5. Spending time together as a couple
With so much less time spent as a twosome, it can be helpful to plan ahead. An important part of maintaining a healthy and strong relationship is to make time to have fun together – so it might be a good idea to put aside some time to do exactly that. Try planning date nights – where you go out and do something as a couple – to spend quality time together and build a bit of variety into your schedule.
However, if you’re feeling totally exhausted, there’s no obligation to go out. Sometimes a date night can simply mean getting a friend or relative to look after your little one as you and your significant other choose to stay in and watch movies.
6. Dealing with sleep deprivation
Most couples have a hard time getting enough sleep in the first couple of months after having a baby. As you may know, less sleep means less energy and more crankiness. It’s of utmost importance that you treat the issue of sleep (or lack thereof) as a team.
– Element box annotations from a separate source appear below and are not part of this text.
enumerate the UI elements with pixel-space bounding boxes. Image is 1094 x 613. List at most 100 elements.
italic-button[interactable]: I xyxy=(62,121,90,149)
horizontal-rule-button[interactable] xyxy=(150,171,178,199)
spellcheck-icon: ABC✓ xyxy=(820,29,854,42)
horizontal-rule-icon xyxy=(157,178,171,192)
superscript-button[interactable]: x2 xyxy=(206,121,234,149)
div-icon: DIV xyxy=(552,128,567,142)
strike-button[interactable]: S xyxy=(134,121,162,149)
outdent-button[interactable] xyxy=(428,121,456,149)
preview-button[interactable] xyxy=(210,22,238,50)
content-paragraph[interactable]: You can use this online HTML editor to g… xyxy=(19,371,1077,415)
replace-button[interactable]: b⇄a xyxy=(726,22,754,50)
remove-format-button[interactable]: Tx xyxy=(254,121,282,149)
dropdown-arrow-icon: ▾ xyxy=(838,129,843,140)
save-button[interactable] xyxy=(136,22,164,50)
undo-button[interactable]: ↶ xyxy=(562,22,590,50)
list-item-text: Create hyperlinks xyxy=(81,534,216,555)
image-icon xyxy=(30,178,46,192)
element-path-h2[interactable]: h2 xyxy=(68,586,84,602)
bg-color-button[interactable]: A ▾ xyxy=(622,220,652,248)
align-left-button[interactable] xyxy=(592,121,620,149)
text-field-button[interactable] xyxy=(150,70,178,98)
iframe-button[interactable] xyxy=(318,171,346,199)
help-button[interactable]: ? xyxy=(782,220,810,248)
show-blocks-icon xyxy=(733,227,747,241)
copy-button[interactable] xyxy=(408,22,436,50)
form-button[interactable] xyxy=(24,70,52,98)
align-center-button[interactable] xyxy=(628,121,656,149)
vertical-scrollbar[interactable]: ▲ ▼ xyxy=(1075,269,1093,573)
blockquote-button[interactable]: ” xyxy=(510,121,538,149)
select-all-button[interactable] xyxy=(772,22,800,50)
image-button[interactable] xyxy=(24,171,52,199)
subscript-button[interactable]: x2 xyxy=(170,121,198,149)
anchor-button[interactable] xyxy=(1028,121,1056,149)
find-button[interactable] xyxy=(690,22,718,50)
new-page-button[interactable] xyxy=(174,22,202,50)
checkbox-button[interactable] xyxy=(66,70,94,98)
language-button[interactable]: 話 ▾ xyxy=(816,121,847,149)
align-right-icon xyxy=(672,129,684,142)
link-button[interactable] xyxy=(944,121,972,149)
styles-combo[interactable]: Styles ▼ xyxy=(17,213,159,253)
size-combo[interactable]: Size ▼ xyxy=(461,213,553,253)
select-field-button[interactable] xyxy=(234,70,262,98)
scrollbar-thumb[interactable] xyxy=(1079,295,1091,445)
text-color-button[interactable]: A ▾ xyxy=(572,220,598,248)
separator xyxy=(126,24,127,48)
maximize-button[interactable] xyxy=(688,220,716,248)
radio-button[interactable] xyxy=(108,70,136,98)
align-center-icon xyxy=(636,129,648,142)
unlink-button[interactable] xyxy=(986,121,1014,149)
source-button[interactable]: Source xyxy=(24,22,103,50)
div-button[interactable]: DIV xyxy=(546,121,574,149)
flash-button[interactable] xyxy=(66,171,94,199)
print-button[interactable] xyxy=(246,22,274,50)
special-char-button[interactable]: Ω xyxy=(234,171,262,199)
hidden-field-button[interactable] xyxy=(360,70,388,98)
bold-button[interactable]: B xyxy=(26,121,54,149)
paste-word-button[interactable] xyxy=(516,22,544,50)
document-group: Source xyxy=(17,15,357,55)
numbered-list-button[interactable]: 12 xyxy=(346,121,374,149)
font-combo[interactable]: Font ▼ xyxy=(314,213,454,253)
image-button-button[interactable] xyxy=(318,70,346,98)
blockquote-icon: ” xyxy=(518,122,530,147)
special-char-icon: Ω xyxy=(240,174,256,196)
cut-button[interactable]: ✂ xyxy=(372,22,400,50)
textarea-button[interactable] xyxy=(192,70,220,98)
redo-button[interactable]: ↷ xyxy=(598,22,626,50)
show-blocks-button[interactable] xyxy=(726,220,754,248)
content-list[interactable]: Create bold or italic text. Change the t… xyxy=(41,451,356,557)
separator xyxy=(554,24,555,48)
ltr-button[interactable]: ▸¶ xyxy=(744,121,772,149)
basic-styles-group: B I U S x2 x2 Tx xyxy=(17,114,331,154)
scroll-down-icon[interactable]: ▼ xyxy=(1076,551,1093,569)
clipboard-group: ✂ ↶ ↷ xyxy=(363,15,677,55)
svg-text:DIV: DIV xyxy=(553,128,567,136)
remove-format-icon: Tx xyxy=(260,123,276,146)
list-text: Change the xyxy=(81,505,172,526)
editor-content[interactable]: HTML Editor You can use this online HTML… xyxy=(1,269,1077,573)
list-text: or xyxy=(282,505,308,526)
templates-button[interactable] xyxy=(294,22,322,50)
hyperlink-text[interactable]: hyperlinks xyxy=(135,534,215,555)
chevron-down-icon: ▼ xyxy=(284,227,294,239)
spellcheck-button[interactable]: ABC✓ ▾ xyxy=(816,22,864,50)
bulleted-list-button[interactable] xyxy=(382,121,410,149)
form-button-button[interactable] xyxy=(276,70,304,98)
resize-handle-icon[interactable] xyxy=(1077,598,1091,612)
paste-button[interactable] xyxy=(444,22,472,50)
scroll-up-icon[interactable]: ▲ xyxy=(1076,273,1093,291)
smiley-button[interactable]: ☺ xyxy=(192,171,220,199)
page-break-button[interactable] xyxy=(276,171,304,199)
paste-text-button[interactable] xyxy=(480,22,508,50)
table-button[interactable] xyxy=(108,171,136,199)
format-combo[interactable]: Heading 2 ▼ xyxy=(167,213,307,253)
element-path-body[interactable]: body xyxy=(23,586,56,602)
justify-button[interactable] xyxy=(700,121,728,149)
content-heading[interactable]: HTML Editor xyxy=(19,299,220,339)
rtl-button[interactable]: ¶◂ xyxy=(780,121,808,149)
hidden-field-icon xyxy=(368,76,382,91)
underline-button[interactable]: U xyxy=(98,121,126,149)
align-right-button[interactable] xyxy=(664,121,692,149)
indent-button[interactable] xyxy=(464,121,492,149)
Have a plan for what you’re going to do when the baby wakes up every few hours at night. The most ideal solution may be to take turns to feed the baby and put him/her back to sleep. A useful technique that many parents swear by is to sleep when the baby is sleeping. This can take some getting used to, but you may find yourself becoming quite an expert at nodding off at a moment’s notice. Another helpful tip is to get some friends or family members who could take over baby duty to allow you to get some shuteye.
Being a new parent is not easy. The truth is, you’ll get mad at each other, argue, fight, and make mistakes along the way. That’s completely normal. However, you can also choose to be kind to each other and to support each other. Doing this will strengthen both you and your partner and you will become better parents because of it.